I'll go into painful detail on the model-making blog at some point, but in a nutshell, Amy scrounged some wood from her work, and used cutting it to circles as way to practise with their band saw. Scenery was planned to try and make this little layout look a bit bigger in the photographs, so it would be as varied as I could make it (river, overbridge, cliffs, level crossing, station).
I was struck with a bit of a dilema, anyway, in that 'classic' toy train layouts were a bit bare, but the modern scenery techniques didn't really match the clockwork trains. I settled for going suitably retro with dyed sawdust and papier-mache scenery.

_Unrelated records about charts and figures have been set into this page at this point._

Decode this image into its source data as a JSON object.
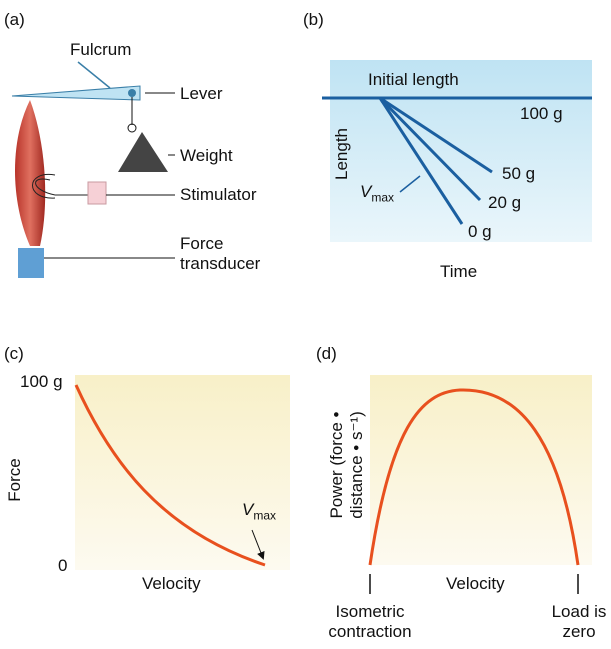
{
  "panels": [
    {
      "label": "(a)",
      "parts": [
        "Fulcrum",
        "Lever",
        "Weight",
        "Stimulator",
        "Force transducer"
      ]
    },
    {
      "label": "(b)",
      "y_axis": "Length",
      "x_axis": "Time",
      "line_label": "Initial length",
      "loads": [
        "100 g",
        "50 g",
        "20 g",
        "0 g"
      ],
      "vmax": {
        "symbol": "V",
        "subscript": "max"
      }
    },
    {
      "label": "(c)",
      "y_axis": "Force",
      "x_axis": "Velocity",
      "y_top": "100 g",
      "y_bottom": "0",
      "vmax": {
        "symbol": "V",
        "subscript": "max"
      }
    },
    {
      "label": "(d)",
      "y_axis": "Power (force • distance • s⁻¹)",
      "x_axis": "Velocity",
      "left_end": "Isometric contraction",
      "right_end": "Load is zero"
    }
  ]
}
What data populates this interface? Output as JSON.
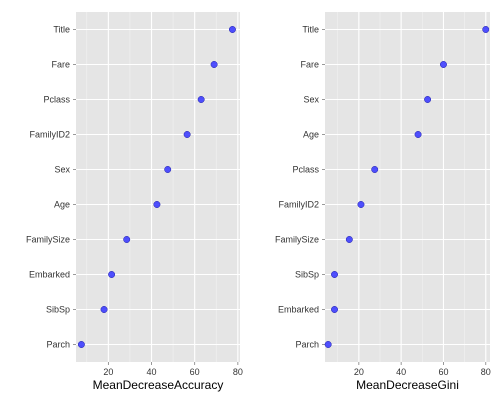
{
  "chart_data": [
    {
      "type": "scatter",
      "xlabel": "MeanDecreaseAccuracy",
      "ylabel": "",
      "xlim": [
        5,
        81
      ],
      "xticks": [
        20,
        40,
        60,
        80
      ],
      "grid": true,
      "point_color": "#3333ff",
      "panel_background": "#e5e5e5",
      "categories": [
        "Title",
        "Fare",
        "Pclass",
        "FamilyID2",
        "Sex",
        "Age",
        "FamilySize",
        "Embarked",
        "SibSp",
        "Parch"
      ],
      "values": [
        77.5,
        69.0,
        63.0,
        56.5,
        47.5,
        42.5,
        28.5,
        21.5,
        18.0,
        7.5
      ]
    },
    {
      "type": "scatter",
      "xlabel": "MeanDecreaseGini",
      "ylabel": "",
      "xlim": [
        4,
        82
      ],
      "xticks": [
        20,
        40,
        60,
        80
      ],
      "grid": true,
      "point_color": "#3333ff",
      "panel_background": "#e5e5e5",
      "categories": [
        "Title",
        "Fare",
        "Sex",
        "Age",
        "Pclass",
        "FamilyID2",
        "FamilySize",
        "SibSp",
        "Embarked",
        "Parch"
      ],
      "values": [
        80.0,
        60.0,
        52.5,
        48.0,
        27.5,
        21.0,
        15.5,
        8.5,
        8.5,
        5.5
      ]
    }
  ]
}
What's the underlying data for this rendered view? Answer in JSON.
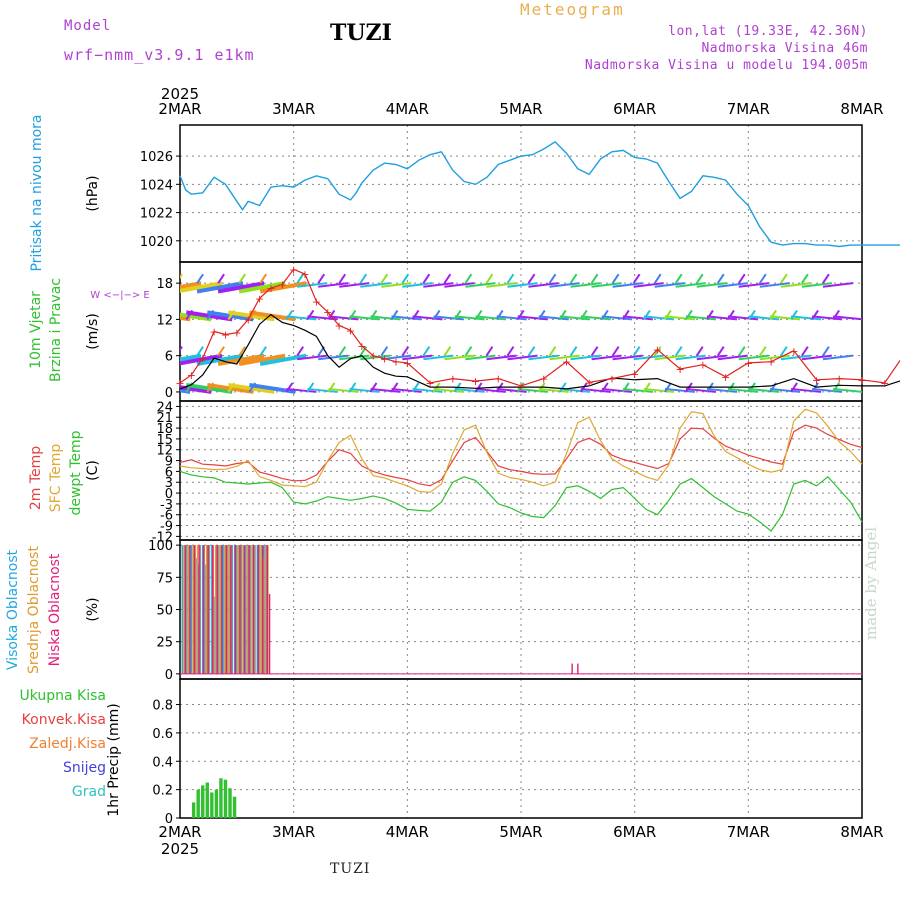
{
  "header": {
    "model_label": "Model",
    "model_name": "wrf−nmm_v3.9.1  e1km",
    "station": "TUZI",
    "title": "Meteogram",
    "lonlat": "lon,lat (19.33E, 42.36N)",
    "elevation": "Nadmorska Visina 46m",
    "model_elevation": "Nadmorska Visina u modelu 194.005m",
    "credit": "made by Angel"
  },
  "footer": {
    "station": "TUZI",
    "year": "2025"
  },
  "colors": {
    "pressure": "#1ea0e0",
    "temp2m": "#e84040",
    "sfc": "#e0a830",
    "dewpt": "#30c030",
    "wind_speed": "#000000",
    "wind_gust": "#e02020",
    "cloud_high": "#20a8e0",
    "cloud_mid": "#e09a30",
    "cloud_low": "#e0207a",
    "precip_total": "#30c030",
    "precip_conv": "#e84040",
    "precip_frozen": "#f08030",
    "snow": "#4040e0",
    "hail": "#30c0c0"
  },
  "chart_data": [
    {
      "type": "line",
      "panel": "pressure",
      "ylabel": "Pritisak na nivou mora",
      "unit": "(hPa)",
      "x_ticks": [
        "2MAR",
        "3MAR",
        "4MAR",
        "5MAR",
        "6MAR",
        "7MAR",
        "8MAR"
      ],
      "top_year": "2025",
      "ylim": [
        1018.5,
        1028.2
      ],
      "y_ticks": [
        1020,
        1022,
        1024,
        1026
      ],
      "x_day": [
        0,
        0.05,
        0.1,
        0.2,
        0.3,
        0.4,
        0.5,
        0.55,
        0.6,
        0.7,
        0.8,
        0.9,
        1.0,
        1.1,
        1.2,
        1.3,
        1.4,
        1.5,
        1.55,
        1.6,
        1.7,
        1.8,
        1.9,
        2.0,
        2.1,
        2.2,
        2.3,
        2.4,
        2.5,
        2.6,
        2.7,
        2.8,
        2.9,
        3.0,
        3.1,
        3.2,
        3.3,
        3.4,
        3.5,
        3.6,
        3.7,
        3.8,
        3.9,
        4.0,
        4.1,
        4.2,
        4.3,
        4.4,
        4.5,
        4.6,
        4.7,
        4.8,
        4.9,
        5.0,
        5.1,
        5.2,
        5.3,
        5.4,
        5.5,
        5.6,
        5.7,
        5.8,
        5.9,
        6.0,
        6.1,
        6.2,
        6.3,
        6.4,
        6.5,
        6.6,
        6.7,
        6.8,
        6.9,
        7.0
      ],
      "series": [
        {
          "values": [
            1024.6,
            1023.6,
            1023.3,
            1023.4,
            1024.5,
            1024.0,
            1022.8,
            1022.2,
            1022.8,
            1022.5,
            1023.8,
            1023.9,
            1023.8,
            1024.3,
            1024.6,
            1024.4,
            1023.3,
            1022.9,
            1023.4,
            1024.1,
            1025.0,
            1025.5,
            1025.4,
            1025.1,
            1025.7,
            1026.1,
            1026.3,
            1025.0,
            1024.2,
            1024.0,
            1024.5,
            1025.4,
            1025.7,
            1026.0,
            1026.1,
            1026.5,
            1027.0,
            1026.2,
            1025.1,
            1024.7,
            1025.8,
            1026.3,
            1026.4,
            1025.9,
            1025.8,
            1025.5,
            1024.2,
            1023.0,
            1023.5,
            1024.6,
            1024.5,
            1024.3,
            1023.3,
            1022.5,
            1021.0,
            1019.9,
            1019.7,
            1019.8,
            1019.8,
            1019.7,
            1019.7,
            1019.6,
            1019.7,
            1019.7,
            1019.7,
            1019.7,
            1019.7,
            1019.7,
            1019.7,
            1019.7,
            1019.7,
            1019.7,
            1019.7,
            1019.6
          ]
        }
      ]
    },
    {
      "type": "line",
      "panel": "wind",
      "ylabel": "10m Vjetar Brzina i Pravac",
      "unit": "(m/s)",
      "compass": "W <−|−> E",
      "ylim": [
        -1.5,
        21.5
      ],
      "y_ticks": [
        0,
        6,
        12,
        18
      ],
      "x_day": [
        0,
        0.1,
        0.2,
        0.3,
        0.4,
        0.5,
        0.6,
        0.7,
        0.8,
        0.9,
        1.0,
        1.1,
        1.2,
        1.3,
        1.4,
        1.5,
        1.6,
        1.7,
        1.8,
        1.9,
        2.0,
        2.2,
        2.4,
        2.6,
        2.8,
        3.0,
        3.2,
        3.4,
        3.6,
        3.8,
        4.0,
        4.2,
        4.4,
        4.6,
        4.8,
        5.0,
        5.2,
        5.4,
        5.6,
        5.8,
        6.0,
        6.2,
        6.4,
        6.6,
        6.8,
        7.0
      ],
      "series": [
        {
          "name": "speed",
          "values": [
            0.5,
            1.2,
            2.8,
            5.6,
            5.0,
            4.6,
            7.8,
            11.2,
            12.8,
            11.5,
            11.0,
            10.2,
            9.2,
            6.0,
            4.1,
            5.5,
            6.0,
            4.1,
            3.1,
            2.6,
            2.5,
            0.8,
            0.8,
            0.6,
            0.8,
            0.8,
            0.8,
            0.5,
            1.0,
            2.3,
            2.0,
            2.2,
            0.8,
            0.8,
            0.8,
            0.8,
            1.0,
            2.2,
            0.8,
            1.1,
            1.0,
            1.0,
            2.2,
            1.8,
            0.8,
            0.8
          ]
        },
        {
          "name": "gust",
          "values": [
            1.5,
            2.8,
            5.6,
            10.0,
            9.5,
            9.8,
            12.0,
            15.5,
            17.2,
            17.8,
            20.3,
            19.5,
            15.0,
            13.2,
            11.0,
            10.2,
            7.6,
            6.0,
            5.5,
            5.0,
            4.8,
            1.5,
            2.2,
            1.8,
            2.2,
            1.0,
            2.2,
            5.0,
            1.6,
            2.2,
            3.0,
            7.0,
            3.8,
            4.5,
            2.5,
            4.8,
            5.0,
            6.8,
            2.0,
            2.2,
            2.0,
            1.5,
            7.0,
            3.0,
            2.0,
            1.0
          ]
        }
      ]
    },
    {
      "type": "line",
      "panel": "temperature",
      "ylabel": [
        "2m Temp",
        "SFC Temp",
        "dewpt Temp"
      ],
      "unit": "(C)",
      "ylim": [
        -13,
        25.5
      ],
      "y_ticks": [
        -12,
        -9,
        -6,
        -3,
        0,
        3,
        6,
        9,
        12,
        15,
        18,
        21,
        24
      ],
      "x_day": [
        0,
        0.1,
        0.2,
        0.3,
        0.4,
        0.5,
        0.6,
        0.7,
        0.8,
        0.9,
        1.0,
        1.1,
        1.2,
        1.3,
        1.4,
        1.5,
        1.6,
        1.7,
        1.8,
        1.9,
        2.0,
        2.1,
        2.2,
        2.3,
        2.4,
        2.5,
        2.6,
        2.7,
        2.8,
        2.9,
        3.0,
        3.1,
        3.2,
        3.3,
        3.4,
        3.5,
        3.6,
        3.7,
        3.8,
        3.9,
        4.0,
        4.1,
        4.2,
        4.3,
        4.4,
        4.5,
        4.6,
        4.7,
        4.8,
        4.9,
        5.0,
        5.1,
        5.2,
        5.3,
        5.4,
        5.5,
        5.6,
        5.7,
        5.8,
        5.9,
        6.0,
        6.1,
        6.2,
        6.3,
        6.4,
        6.5,
        6.6,
        6.7,
        6.8,
        6.9,
        7.0
      ],
      "series": [
        {
          "name": "2m Temp",
          "values": [
            8.5,
            9.2,
            8.0,
            7.8,
            7.5,
            8.2,
            8.6,
            5.8,
            5.0,
            4.0,
            3.4,
            3.5,
            5.0,
            8.8,
            12.0,
            11.0,
            7.5,
            6.0,
            5.0,
            4.3,
            3.7,
            2.6,
            2.0,
            3.7,
            9.0,
            14.0,
            15.4,
            11.5,
            7.5,
            6.5,
            6.0,
            5.4,
            5.2,
            5.3,
            9.5,
            14.0,
            15.2,
            13.5,
            10.5,
            9.3,
            8.5,
            7.6,
            6.8,
            8.2,
            15.0,
            18.0,
            17.8,
            15.2,
            13.0,
            11.8,
            10.5,
            9.6,
            8.6,
            8.0,
            17.0,
            18.8,
            18.0,
            16.2,
            14.8,
            13.5,
            12.6
          ]
        },
        {
          "name": "SFC Temp",
          "values": [
            7.5,
            7.0,
            6.8,
            6.5,
            6.6,
            7.4,
            9.0,
            4.5,
            3.5,
            2.2,
            2.0,
            1.8,
            3.0,
            9.0,
            14.0,
            16.0,
            9.5,
            4.8,
            4.2,
            3.0,
            2.0,
            0.5,
            0.2,
            2.5,
            11.0,
            17.5,
            18.8,
            11.2,
            5.5,
            4.3,
            3.8,
            3.0,
            2.0,
            3.0,
            11.0,
            19.5,
            21.0,
            14.5,
            9.5,
            7.5,
            6.0,
            4.5,
            3.5,
            7.8,
            18.0,
            22.5,
            22.0,
            15.8,
            11.5,
            9.8,
            8.0,
            6.5,
            5.8,
            6.5,
            20.0,
            23.2,
            22.2,
            18.5,
            14.2,
            11.5,
            8.0
          ]
        },
        {
          "name": "dewpt Temp",
          "values": [
            6.0,
            5.0,
            4.5,
            4.2,
            3.0,
            2.8,
            2.5,
            2.8,
            3.0,
            1.5,
            -2.5,
            -3.0,
            -2.2,
            -1.0,
            -1.5,
            -2.0,
            -1.5,
            -0.8,
            -1.5,
            -2.8,
            -4.5,
            -4.8,
            -5.0,
            -2.5,
            3.0,
            4.5,
            3.5,
            0.5,
            -3.0,
            -4.0,
            -5.5,
            -6.5,
            -6.8,
            -3.5,
            1.5,
            2.0,
            0.5,
            -1.5,
            1.0,
            1.5,
            -1.5,
            -4.5,
            -6.0,
            -2.0,
            2.5,
            4.0,
            1.5,
            -1.0,
            -3.0,
            -5.0,
            -5.8,
            -8.0,
            -10.5,
            -6.0,
            2.5,
            3.5,
            2.0,
            4.5,
            1.0,
            -2.5,
            -8.0
          ]
        }
      ]
    },
    {
      "type": "bar",
      "panel": "clouds",
      "ylabel": [
        "Visoka Oblacnost",
        "Srednja Oblacnost",
        "Niska Oblacnost"
      ],
      "unit": "(%)",
      "ylim": [
        -4,
        104
      ],
      "y_ticks": [
        0,
        25,
        50,
        75,
        100
      ],
      "x_day": [
        0.02,
        0.04,
        0.06,
        0.08,
        0.1,
        0.12,
        0.14,
        0.16,
        0.18,
        0.2,
        0.22,
        0.24,
        0.26,
        0.28,
        0.3,
        0.32,
        0.34,
        0.36,
        0.38,
        0.4,
        0.42,
        0.44,
        0.46,
        0.48,
        0.5,
        0.52,
        0.54,
        0.56,
        0.58,
        0.6,
        0.62,
        0.64,
        0.66,
        0.68,
        0.7,
        0.72,
        0.74,
        0.76
      ],
      "series": [
        {
          "name": "Visoka Oblacnost",
          "values": [
            100,
            100,
            100,
            100,
            100,
            100,
            90,
            85,
            100,
            100,
            85,
            100,
            100,
            100,
            60,
            100,
            100,
            100,
            100,
            100,
            100,
            100,
            100,
            100,
            100,
            100,
            100,
            100,
            100,
            100,
            100,
            100,
            100,
            100,
            100,
            100,
            100,
            100
          ]
        },
        {
          "name": "Srednja Oblacnost",
          "values": [
            100,
            100,
            100,
            0,
            100,
            100,
            100,
            100,
            0,
            100,
            100,
            100,
            0,
            100,
            100,
            100,
            100,
            0,
            100,
            100,
            100,
            100,
            0,
            100,
            100,
            100,
            100,
            0,
            100,
            100,
            100,
            100,
            0,
            100,
            100,
            90,
            100,
            100
          ]
        },
        {
          "name": "Niska Oblacnost",
          "values": [
            100,
            0,
            100,
            0,
            100,
            0,
            100,
            0,
            100,
            0,
            100,
            0,
            100,
            0,
            100,
            0,
            100,
            0,
            100,
            0,
            100,
            0,
            100,
            0,
            100,
            0,
            100,
            0,
            100,
            0,
            100,
            0,
            100,
            0,
            100,
            0,
            100,
            62
          ]
        }
      ],
      "extra_low": [
        {
          "x": 3.45,
          "value": 8
        },
        {
          "x": 3.5,
          "value": 8
        }
      ]
    },
    {
      "type": "bar",
      "panel": "precip",
      "ylabel": "1hr Precip (mm)",
      "legend": [
        "Ukupna Kisa",
        "Konvek.Kisa",
        "Zaledj.Kisa",
        "Snijeg",
        "Grad"
      ],
      "ylim": [
        0,
        0.98
      ],
      "y_ticks": [
        0,
        0.2,
        0.4,
        0.6,
        0.8
      ],
      "x_day": [
        0.12,
        0.16,
        0.2,
        0.24,
        0.28,
        0.32,
        0.36,
        0.4,
        0.44,
        0.48
      ],
      "series": [
        {
          "name": "Ukupna Kisa",
          "values": [
            0.11,
            0.2,
            0.23,
            0.25,
            0.18,
            0.2,
            0.28,
            0.27,
            0.21,
            0.15
          ]
        }
      ]
    }
  ]
}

For the shoot for the competition entry, I needed a suitably retro backdrop for the photographs (more retro than our little 2000's-built end of terrace). I borrowed the lounge at the in-laws suitably historic house instead.
Good as the pics looked, I thought I'd get a few more with the blue sky backdrop I tend to use for my Hornby Collectors Club shoots...
...so a few days later, I set it all up again on our table, borrowing a studio light. Always a bit tricky doing these projects in the bleak midwinter...
This was a really enjoyable build, and this is definitely one which won't be getting broken up for parts. I'll probably be doing a few more shoots with this set now it's built too, and maybe one day we'll have a house big enough to display it properly.